To some extent the kind of denigration he documents is typical of western cultures in general, where "feminine" frequently translates as "weak" and "masculine" often translates as "strong", and where being physically one and perceived as having traits of the other equates as "bad", or at the very least "dangerous". But the attack wing of the press has taken this idea and run with it to an alarming degree. ("Metrosexual" as a one-word writeoff, anyone?) Moreover, it seems to me that I'm seeing more and more of these ideas being expressed in day-to-day culture. Granted, I work in a male-dominated field, in a company with many more men than women, but I see it at least as much just out and about in the neighborhood. Women must be sexy, obsessed with their appearances, and know their place (that place being secondary/supportive); men must be domineering, confident (to the point of never rethinking an issue), and resolute. Not exactly healthy for men or women or our society at large. And don't get me started on how this ties in insiduously with the anti-intellectualism bias in this country; I'm having enough trouble getting down any coherent thoughts as it is.
It's pervasive, and I hate it, particularly for what that bunch of tropes tries to say about me and those like me. I am a working woman, the primary breadwinner in my family, and I am smart, articulate, and yes, strong, well able to take care of myself and those I care for. All of these traits are laudable, at least in my book, and should be celebrated. But they're not, at least among a significant section of the population, who still apparently believes in the old "a woman's place is in the home standing by her man" stereotype, or at least its modern equivalent of "a woman's place is to be feminine first and self-sufficient second". There is of course no reason why a woman can't be both feminine and self sufficient, as the two are not related, except in some weird corner of our culture, which insists that "strong" is not "feminine", and you have to be strong to be self-sufficient (yes, you do.
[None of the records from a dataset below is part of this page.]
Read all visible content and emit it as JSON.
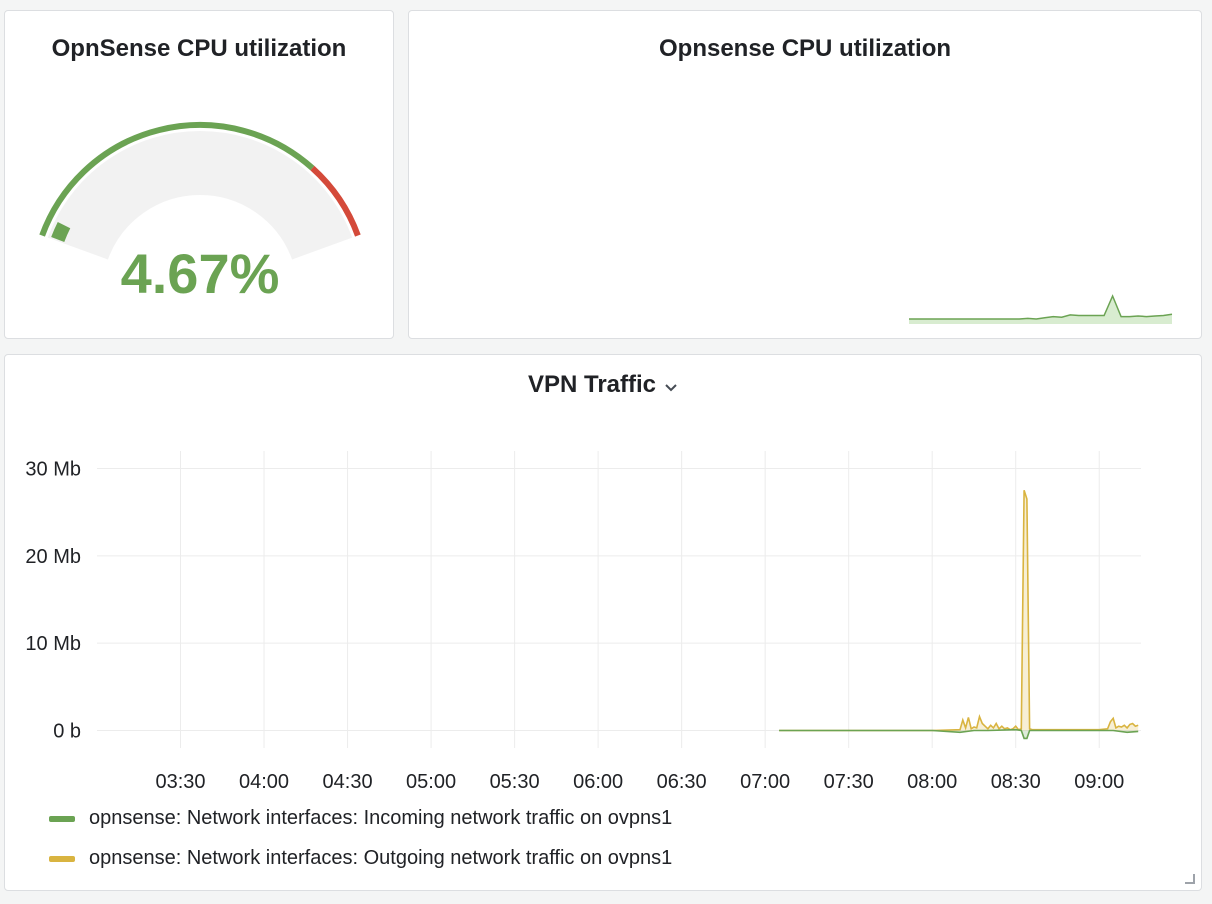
{
  "gauge_panel": {
    "title": "OpnSense CPU utilization",
    "value": 4.67,
    "value_text": "4.67%",
    "min": 0,
    "max": 100,
    "threshold": 80,
    "colors": {
      "ok": "#6ba353",
      "critical": "#d44a3a",
      "track": "#f2f2f2"
    }
  },
  "sparkline_panel": {
    "title": "Opnsense CPU utilization",
    "color": "#6ba353",
    "fill": "#d8ecd0",
    "values": [
      4.6,
      4.6,
      4.6,
      4.6,
      4.6,
      4.6,
      4.6,
      4.6,
      4.6,
      4.6,
      4.6,
      4.6,
      4.6,
      4.6,
      4.7,
      4.6,
      4.8,
      5.0,
      4.9,
      5.3,
      5.2,
      5.2,
      5.2,
      5.2,
      8.5,
      5.0,
      5.0,
      5.1,
      5.0,
      5.1,
      5.2,
      5.4
    ]
  },
  "vpn_panel": {
    "title": "VPN Traffic",
    "chart_data": {
      "type": "line",
      "title": "VPN Traffic",
      "y_ticks": [
        {
          "value": 0,
          "label": "0 b"
        },
        {
          "value": 10,
          "label": "10 Mb"
        },
        {
          "value": 20,
          "label": "20 Mb"
        },
        {
          "value": 30,
          "label": "30 Mb"
        }
      ],
      "ylim": [
        -2,
        32
      ],
      "xlim": [
        "03:00",
        "09:15"
      ],
      "x_ticks": [
        "03:30",
        "04:00",
        "04:30",
        "05:00",
        "05:30",
        "06:00",
        "06:30",
        "07:00",
        "07:30",
        "08:00",
        "08:30",
        "09:00"
      ],
      "grid": true,
      "legend_position": "bottom-left",
      "series": [
        {
          "name": "opnsense: Network interfaces: Incoming network traffic on ovpns1",
          "color": "#6ba353",
          "x": [
            "07:05",
            "07:30",
            "08:00",
            "08:10",
            "08:15",
            "08:20",
            "08:30",
            "08:32",
            "08:33",
            "08:34",
            "08:35",
            "08:40",
            "08:50",
            "09:00",
            "09:05",
            "09:10",
            "09:14"
          ],
          "y": [
            0,
            0,
            0,
            -0.2,
            0,
            0,
            0.1,
            0,
            -0.9,
            -0.9,
            0,
            0,
            0,
            0,
            0,
            -0.2,
            -0.1
          ]
        },
        {
          "name": "opnsense: Network interfaces: Outgoing network traffic on ovpns1",
          "color": "#d9b440",
          "x": [
            "07:05",
            "07:30",
            "08:00",
            "08:10",
            "08:11",
            "08:12",
            "08:13",
            "08:14",
            "08:15",
            "08:16",
            "08:17",
            "08:18",
            "08:19",
            "08:20",
            "08:21",
            "08:22",
            "08:23",
            "08:24",
            "08:25",
            "08:26",
            "08:27",
            "08:28",
            "08:29",
            "08:30",
            "08:31",
            "08:32",
            "08:33",
            "08:34",
            "08:35",
            "08:36",
            "08:40",
            "08:50",
            "09:00",
            "09:03",
            "09:04",
            "09:05",
            "09:06",
            "09:07",
            "09:08",
            "09:09",
            "09:10",
            "09:11",
            "09:12",
            "09:13",
            "09:14"
          ],
          "y": [
            0,
            0,
            0,
            0.1,
            1.2,
            0.3,
            1.5,
            0.2,
            0.4,
            0.3,
            1.6,
            0.8,
            0.5,
            0.2,
            0.6,
            0.3,
            0.8,
            0.2,
            0.5,
            0.2,
            0.3,
            0.1,
            0.2,
            0.5,
            0.1,
            0.2,
            27.5,
            26.5,
            0.2,
            0.1,
            0.1,
            0.1,
            0.1,
            0.2,
            1.0,
            1.4,
            0.3,
            0.5,
            0.4,
            0.6,
            0.3,
            0.7,
            0.8,
            0.5,
            0.6
          ]
        }
      ]
    }
  }
}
Really.). And somehow we as a culture still enforce the idea that men must be stronger than women - not just physically, but mentally and spiritually - and that "feminine" still means "weak" and is therefore to be derided.
I guess it boils down to my belief that strong is neither masculine or feminine. Strong is strong; it can be good or bad, depending on degree, not the gender of the person who has that trait. Weakness, too, is neither masculine nor feminine; and "strong" posturing is too often a cover for the weak thinking and weaker reasoning it tries to conceal.